Jakarta, Floresa.co – Sejumlah pemuda yang tergabung dalam Komite Masyarakat Ngada (KOMMAS Ngada-Jakarta) dan Forum Pemuda Peduli Keadilan dan Perdamaian Nusa Tenggara Timur (Formaddaa NTT) meminta Penyidik Pegawai Negeri Sipil (PPNS) Kementerian Perhubungan segera menangkap dan menjebloskan ke dalam penjara Bupati Ngada Marianus Sae yang diduga menjadi aktor intelektual kasus Pemblokiran Bandara Turelelo-Soa di Kabupaten Ngada, Provinsi NTT.
Kasus ini terjadi pada 21 Desember 2013 dan sudah berjalan empat tahun serta telah menetapkan 23 Satuan Polisi Pamong Praja (Satpol PP) Kabupaten Ngada masuk penjara.
“Namun, kami merasa aneh mengapa status Bupati Ngada Marianus Sae yang kami duga kuat menjadi aktor intelektualnya masih belum jelas, padahal dirinya sudah dinyatakan tersangka oleh Polda NTT pada 26 Desember 2013. Karena itu, kami tuntut, PPNS Kemenhub segera tangkap dan masukkan Marianus ke penjara,” ujar Ketua KOMMAS Ngada Jakarta Roy Watu Patty saat menggelar aksi damai di Kemenhub, Jakarta, Kamis 28 September 2017.
Roy menilai Marianus jelas-jelas terlibat dan memerintahkan Satpol melakukan pemblokiran bandara pada waktu itu. Tetapi, kata dia, mengapa hanya Satpol saja yang diproses dan dipenjara, karena mereka sebenarnya hanya menjalankan perintah atasan, yakni Marianus Sae.
“Jangan sampai hukum kita tajam ke bawah dan tumpul ke atas. Kasus ini sudah berjalan empat tahun dan ini menjadi catatan buruk untuk PPNS dan kepolisian jika penanganan kasusnya tidak tuntas,” tandas dia.

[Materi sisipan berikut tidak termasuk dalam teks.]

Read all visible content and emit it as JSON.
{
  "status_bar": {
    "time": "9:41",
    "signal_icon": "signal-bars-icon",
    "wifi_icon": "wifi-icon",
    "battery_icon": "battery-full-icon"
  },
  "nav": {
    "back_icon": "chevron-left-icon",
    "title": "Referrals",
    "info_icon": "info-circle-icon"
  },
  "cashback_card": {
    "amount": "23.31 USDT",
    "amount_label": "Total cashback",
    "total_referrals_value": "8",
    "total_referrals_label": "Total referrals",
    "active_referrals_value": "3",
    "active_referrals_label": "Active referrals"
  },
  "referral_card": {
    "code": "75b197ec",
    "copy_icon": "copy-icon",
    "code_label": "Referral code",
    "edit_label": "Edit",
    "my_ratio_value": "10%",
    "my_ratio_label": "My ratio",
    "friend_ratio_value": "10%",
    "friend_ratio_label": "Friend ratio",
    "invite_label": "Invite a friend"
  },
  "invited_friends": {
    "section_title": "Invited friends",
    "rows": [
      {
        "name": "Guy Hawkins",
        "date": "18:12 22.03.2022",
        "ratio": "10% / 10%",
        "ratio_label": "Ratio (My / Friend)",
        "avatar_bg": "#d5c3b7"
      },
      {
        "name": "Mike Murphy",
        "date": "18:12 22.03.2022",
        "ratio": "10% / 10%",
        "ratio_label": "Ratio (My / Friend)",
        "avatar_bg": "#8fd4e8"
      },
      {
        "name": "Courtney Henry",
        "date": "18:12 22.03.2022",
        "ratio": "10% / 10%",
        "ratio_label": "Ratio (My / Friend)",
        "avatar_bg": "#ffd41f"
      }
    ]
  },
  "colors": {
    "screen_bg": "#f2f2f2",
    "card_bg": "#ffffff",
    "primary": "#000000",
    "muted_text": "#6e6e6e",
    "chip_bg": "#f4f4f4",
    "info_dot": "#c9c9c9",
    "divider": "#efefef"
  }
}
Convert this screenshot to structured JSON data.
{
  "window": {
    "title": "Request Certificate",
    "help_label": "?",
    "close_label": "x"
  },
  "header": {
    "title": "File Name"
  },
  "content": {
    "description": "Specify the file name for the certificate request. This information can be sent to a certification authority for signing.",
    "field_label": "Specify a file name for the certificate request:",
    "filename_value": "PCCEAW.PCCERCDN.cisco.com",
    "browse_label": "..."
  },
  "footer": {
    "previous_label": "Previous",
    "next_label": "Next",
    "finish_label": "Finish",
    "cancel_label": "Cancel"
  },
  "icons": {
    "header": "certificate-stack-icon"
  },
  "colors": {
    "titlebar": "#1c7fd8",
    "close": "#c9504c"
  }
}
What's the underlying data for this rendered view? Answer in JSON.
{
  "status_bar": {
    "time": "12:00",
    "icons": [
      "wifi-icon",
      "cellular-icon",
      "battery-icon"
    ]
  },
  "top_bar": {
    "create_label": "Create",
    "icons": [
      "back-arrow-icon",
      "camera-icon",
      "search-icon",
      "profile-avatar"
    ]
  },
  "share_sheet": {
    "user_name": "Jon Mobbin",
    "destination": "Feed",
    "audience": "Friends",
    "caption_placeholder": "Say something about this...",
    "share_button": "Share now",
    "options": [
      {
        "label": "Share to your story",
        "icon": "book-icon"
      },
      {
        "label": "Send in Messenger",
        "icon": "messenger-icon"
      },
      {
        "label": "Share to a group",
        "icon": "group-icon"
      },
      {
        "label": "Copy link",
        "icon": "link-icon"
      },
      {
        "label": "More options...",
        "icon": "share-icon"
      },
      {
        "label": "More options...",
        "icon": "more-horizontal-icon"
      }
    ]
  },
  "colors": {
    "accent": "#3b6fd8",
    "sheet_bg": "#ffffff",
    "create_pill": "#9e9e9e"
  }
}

Kommas Ngada-Jakarta dan Formadda NTT, lanjut Roy sudah dari sejak awal mengkawal proses hukum kasus blokiri bandara ini. Namun, dia mengaku kecewa karena penanganan kasus yang diakukan oleh Penyidik Pegawai Negeri Sipil (PPNS) Dirjen Perhubungan Udara Kemenhub dan kepolisian sangat lamban, tidak independen dan netral.
“Kami menilai penanganan kasus ini amat lamban, tidak transparan dan tidak netral. Padahal, kasus ini tentu saja berdampak buruk, baik bagi tersangka Marianus Sae, publik terutama institusi Kementerian Perhubungan. Kelambanan penyelesaian kasus ini berhubungan dengan ketidakseriusan Penyidik PPNS Dirjen perhubungan Udara Kementerian Perhubungan yang bekerja tidak profesional, transparan dan independan,” terang Roy.
Sementara Koordinator Advokasi dan Hukum Formadda NTT Hendrikus Hali Atagoran meminta pihak kemenhub tidak main-main dalam mengusut kasus ini. Menurut Hendrik, kasus ini merupakan salah bentuk persoalan besar dalam dunia penerbangan Indonesia.
“PPNS tidak boleh main-main-lah dalam tangani kasus blokir ini. Penyelesaian kasus ini juga bisa mengukur kinerja Kementerian Perhubungan. Kami sudah berjuang empat tahun mengkawal kasus ini, namun kami merasa terjadi kelambanan dalam penanganan kasus ini khususnya ketika terkait Marianus Sae. PPNS dan polisi coba buktikan bahwa Anda tidak tebang pilih,” pungkas Hendrik.
Senada dengan itu, Direktur Padma Indonesia Gabriel Sola meminta PPNS agar tidak menjadikan Marianus Sae sebagai tersangka abadi. Karena itu, Gabriel dorong PPNS Kemenhub segera proses hukum Marianus agar ada kepastian hukum dan HAM bagi dirinya.
“Kalau tidak, kami akan minta Komisi III DPR RI untuk memanggil Polri (dalam hal ini Polda NTT) dan PPNS Kemenhub untuk diminta keterangan mereka terkait pembiaran penanganan perkara yang berlarut-larut, tanpa ada kejelasan status hukum Marianus,” tegas Gabriel. (TIN/Floresa).